WeirdSpace Digital Library - Culture sans frontières

Les liaisons dangereuses




(1782)
Pays d'origine: France France
Textes disponibles du même auteur ici Dokument


LETTRE LXVII

LA PRESIDENTE DE TOURVEL AU VICOMTE DE VALMONT

   Je ne voulais plus vous répondre, Monsieur, et peut-être l'embarras que j'éprouve en ce moment est-il lui-même une preuve qu'en effet je ne le devrais pas. Cependant je ne veux vous laisser aucun sujet de plainte contre moi; je veux vous convaincre que j'ai fait pour vous tout ce que je pouvais faire.
   Je vous ai permis de m'écrire, dites-vous? j'en conviens; mais quand vous me rappelez cette permission, croyez-vous que j'oublie à quelles conditions elle vous fut donnée? Si j'y eusse été aussi fidèle que vous l'avez été peu, auriez- vous reçu une seule réponse de moi? Voilà pourtant la troisième; et quand vous faites tout ce qu'il faut pour m'obliger à rompre cette correspondance, c'est moi qui m'occupe des moyens de l'entretenir.
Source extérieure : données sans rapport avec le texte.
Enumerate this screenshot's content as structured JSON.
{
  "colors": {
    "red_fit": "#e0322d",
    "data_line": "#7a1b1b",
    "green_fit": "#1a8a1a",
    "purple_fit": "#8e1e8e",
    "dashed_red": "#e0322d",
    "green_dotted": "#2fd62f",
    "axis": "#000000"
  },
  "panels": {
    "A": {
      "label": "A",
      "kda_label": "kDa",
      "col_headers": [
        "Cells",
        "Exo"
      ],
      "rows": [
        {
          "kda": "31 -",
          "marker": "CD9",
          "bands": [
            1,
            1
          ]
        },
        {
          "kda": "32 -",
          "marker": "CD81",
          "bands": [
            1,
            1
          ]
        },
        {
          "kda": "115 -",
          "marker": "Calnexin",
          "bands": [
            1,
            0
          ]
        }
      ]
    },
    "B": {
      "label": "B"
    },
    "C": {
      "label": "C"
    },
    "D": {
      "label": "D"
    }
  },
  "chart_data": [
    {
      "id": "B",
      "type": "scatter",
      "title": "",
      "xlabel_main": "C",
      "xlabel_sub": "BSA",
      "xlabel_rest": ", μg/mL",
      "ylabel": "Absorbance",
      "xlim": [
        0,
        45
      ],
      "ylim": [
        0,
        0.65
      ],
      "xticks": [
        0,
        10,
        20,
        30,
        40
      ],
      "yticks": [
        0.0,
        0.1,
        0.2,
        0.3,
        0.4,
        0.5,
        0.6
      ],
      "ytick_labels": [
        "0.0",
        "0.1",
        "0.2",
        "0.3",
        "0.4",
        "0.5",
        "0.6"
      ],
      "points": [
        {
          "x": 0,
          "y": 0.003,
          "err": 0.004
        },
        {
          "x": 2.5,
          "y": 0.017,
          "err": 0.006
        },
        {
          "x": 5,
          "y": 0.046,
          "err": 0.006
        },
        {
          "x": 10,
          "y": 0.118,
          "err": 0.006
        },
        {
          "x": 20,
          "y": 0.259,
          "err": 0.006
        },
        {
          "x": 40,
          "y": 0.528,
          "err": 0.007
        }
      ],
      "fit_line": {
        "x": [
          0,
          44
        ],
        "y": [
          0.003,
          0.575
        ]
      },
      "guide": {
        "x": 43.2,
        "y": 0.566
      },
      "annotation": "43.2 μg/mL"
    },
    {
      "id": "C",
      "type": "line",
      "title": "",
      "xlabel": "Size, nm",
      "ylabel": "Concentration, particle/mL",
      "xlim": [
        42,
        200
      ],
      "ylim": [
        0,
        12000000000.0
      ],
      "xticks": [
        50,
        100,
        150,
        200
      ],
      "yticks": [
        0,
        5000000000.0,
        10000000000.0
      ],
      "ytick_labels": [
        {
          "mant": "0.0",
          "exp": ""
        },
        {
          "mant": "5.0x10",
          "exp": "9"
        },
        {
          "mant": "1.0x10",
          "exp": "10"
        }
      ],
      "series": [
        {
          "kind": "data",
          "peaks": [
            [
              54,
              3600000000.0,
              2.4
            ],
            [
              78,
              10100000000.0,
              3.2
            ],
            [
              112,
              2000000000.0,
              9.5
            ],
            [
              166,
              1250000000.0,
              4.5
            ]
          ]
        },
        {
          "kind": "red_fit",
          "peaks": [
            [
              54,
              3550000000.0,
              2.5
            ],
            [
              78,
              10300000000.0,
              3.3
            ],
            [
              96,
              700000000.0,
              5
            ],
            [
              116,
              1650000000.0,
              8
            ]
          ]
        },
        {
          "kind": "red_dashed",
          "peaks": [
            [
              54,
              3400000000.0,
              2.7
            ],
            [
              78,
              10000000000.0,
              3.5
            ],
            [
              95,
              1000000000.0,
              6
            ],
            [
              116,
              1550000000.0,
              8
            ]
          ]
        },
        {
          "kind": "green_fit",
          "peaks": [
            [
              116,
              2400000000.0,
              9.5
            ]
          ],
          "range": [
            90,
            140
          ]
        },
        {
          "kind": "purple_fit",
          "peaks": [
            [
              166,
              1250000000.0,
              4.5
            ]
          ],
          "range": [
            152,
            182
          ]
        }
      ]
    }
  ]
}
Il en est un, mais c'est le seul; et si vous refusez de le prendre, ce sera, quoi que vous puissiez dire, me prouver assez combien peu vous y mettez de prix.
   Quittez donc un langage que je ne puis ni ne veux entendre; renoncez à un sentiment qui m'offense et m'effraie, et auquel, peut-être, vous devriez être moins attaché en songeant qu'il est l'obstacle qui nous sépare. Ce sentiment est-il donc le seul que vous puissiez connaître, et l'amour aura-t-il ce tort de plus à mes yeux, d'exclure l'amitié? vous-même, auriez-vous celui de ne pas vouloir pour votre amie celle en qui vous avez désiré des sentiments plus tendres? Je ne veux pas le croire: cette idée humiliante me révolterait, m'éloignerait de vous sans retour.
   En vous offrant mon amitié, Monsieur, je vous donne tout ce qui est à moi, tout ce dont je puis disposer. Que pouvez-vous désirer davantage? Pour me livrer à ce sentiment si doux, si bien fait pour mon coeur, je n'attends que votre aveu; et la parole que j'exige de vous, que cette amitié suffira à votre bonheur. J'oublierai tout ce qu'on a pu me dire; je me reposerai sur vous du soin de justifier mon choix.
   Vous voyez ma franchise, elle doit vous prouver ma confiance; il ne tiendra qu'à vous de l'augmenter encore: mais je vous préviens que le premier mot d'amour la détruit à jamais, et me rend toutes mes craintes; que surtout il deviendra pour moi le signal d'un silence éternel vis-à-vis de vous.
   Si, comme vous le dites, vous êtes revenu de vos erreurs, n'aimerez-vous pas mieux être l'objet de l'amitié d'une femme honnête, que celui des remords d'une femme coupable? Adieu, Monsieur; vous sentez qu'après avoir parlé ainsi je ne puis plus rien dire que vous ne m'ayez répondu.